It’s been a tough campaign season for President Goodluck E. Jonathan. From defending his administration’s below par approach towards the rescue effort of the Chibok girls to politicising the country’s military to his tongue-in-cheek about what constitutes corruption, a trifecta of embarrassing scandals and controversies could give the president a sleepless night for many weeks to come. The situation could get a lot worse if President Jonathan doesn’t take charge right now, come out in front of the public strongly, and, to quote an apocryphal parlance, say, “I am the president, the buck stops with me.” He needs to correct some impression gotten from Mr. Femi Fani-Kayode, the media director of his reelection campaign office, on some burning issues. He doesn’t need to announce Fani-Kayode’s resignation. He doesn’t need to feebly terminate his employment. All he needs to do is to let the country know that he’s the civil, thick-skinned president he’d become largely known for. Fani-Kayode has become a poster boy for all that bilious campaigns represent. This week alone, he’d narrated how Alhaji Lai Mohammed goes about in diapers and called Bola Tinubu a dirty hag with unpleasantly oozing mouth. These are unacceptable. Over the past 7 weeks, the sun had not successfully set without Fani-Kayode churning out rabid vituperation.

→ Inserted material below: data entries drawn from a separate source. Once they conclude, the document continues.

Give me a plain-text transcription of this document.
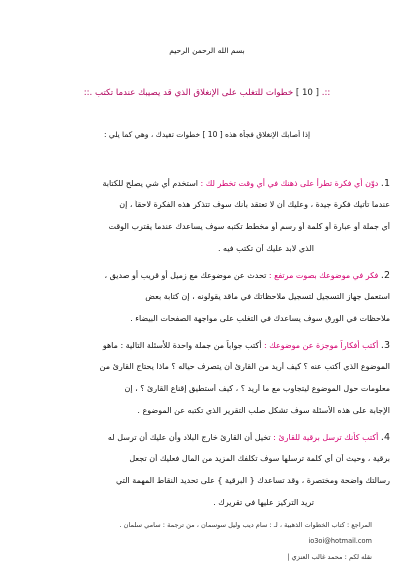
بسم الله الرحمن الرحيم
::. [ 10 ] خطوات للتغلب على الإنغلاق الذي قد يصيبك عندما تكتب .::
إذا أصابك الإنغلاق فجأة هذه [ 10 ] خطوات تفيدك ، وهي كما يلي :
1. دوّن أي فكرة تطرأ على ذهنك في أي وقت تخطر لك : استخدم أي شي يصلح للكتابة
عندما تأتيك فكرة جيدة ، وعليك أن لا تعتقد بأنك سوف تتذكر هذه الفكرة لاحقاً ، إن
أي جملة أو عبارة أو كلمة أو رسم أو مخطط تكتبه سوف يساعدك عندما يقترب الوقت
الذي لابد عليك أن تكتب فيه .
2. فكر في موضوعك بصوت مرتفع : تحدث عن موضوعك مع زميل أو قريب أو صديق ،
استعمل جهاز التسجيل لتسجيل ملاحظاتك في ماقد يقولونه ، إن كتابة بعض
ملاحظات في الورق سوف يساعدك في التغلب على مواجهة الصفحات البيضاء .
3. أكتب أفكاراً موجزة عن موضوعك : أكتب جواباً من جملة واحدة للأسئلة التالية : ماهو
الموضوع الذي أكتب عنه ؟ كيف أريد من القارئ أن يتصرف حياله ؟ ماذا يحتاج القارئ من
معلومات حول الموضوع ليتجاوب مع ما أريد ؟ ، كيف أستطيق إقناع القارئ ؟ ، إن
الإجابة على هذه الأسئلة سوف تشكل صلب التقرير الذي تكتبه عن الموضوع .
4. أكتب كأنك ترسل برقية للقارئ : تخيل أن القارئ خارج البلاد وأن عليك أن ترسل له
برقية ، وحيث أن أي كلمة ترسلها سوف تكلفك المزيد من المال فعليك أن تجعل
رسالتك واضحة ومختصرة ، وقد تساعدك { البرقية } على تحديد النقاط المهمة التي
تريد التركيز عليها في تقريرك .
المراجع : كتاب الخطوات الذهبية ، لـ : سام ديب وليل سوسمان ، من ترجمة : سامي سلمان .
io3oi@hotmail.com
نقله لكم : محمد غالب العنزي |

Since first coming into national limelight in 2007, President Jonathan has stayed above the fray, letting others do his fighting for him. His decision to keep most of his political battles at arm’s length has prevented him from intimately showing us what he’s made of. Can Jonathan, who was elected into office in 2011 based largely on his humble background, convince the public to trust that he really feels okay being insulted because we’re in a democracy? This is the time for him to display his mettle on this matter.
History suggests that it’s not too late for Mr. Jonathan to dictate his legacy. But in order for the man to live up to his slogan of “fresh air,” the president must maintain his candor. And to quote his other iconic phrase, “transformation,” he must prove to Nigerians that he’s the quiet, unassuming executive that his media adviser, Reuben Abati, and political adviser, Doyin Okupe, have consistently painted him to be. These snide remarks from his subordinates only betray the president’s disposition to absorb abuses. His campaign must be focused on adult messaging. Regardless of which side of the political aisle one belongs in this election season, you’d be hard pressed to support Fani-Kayode’s untoward rhetorics. And time is of essence for the president to re-direct things.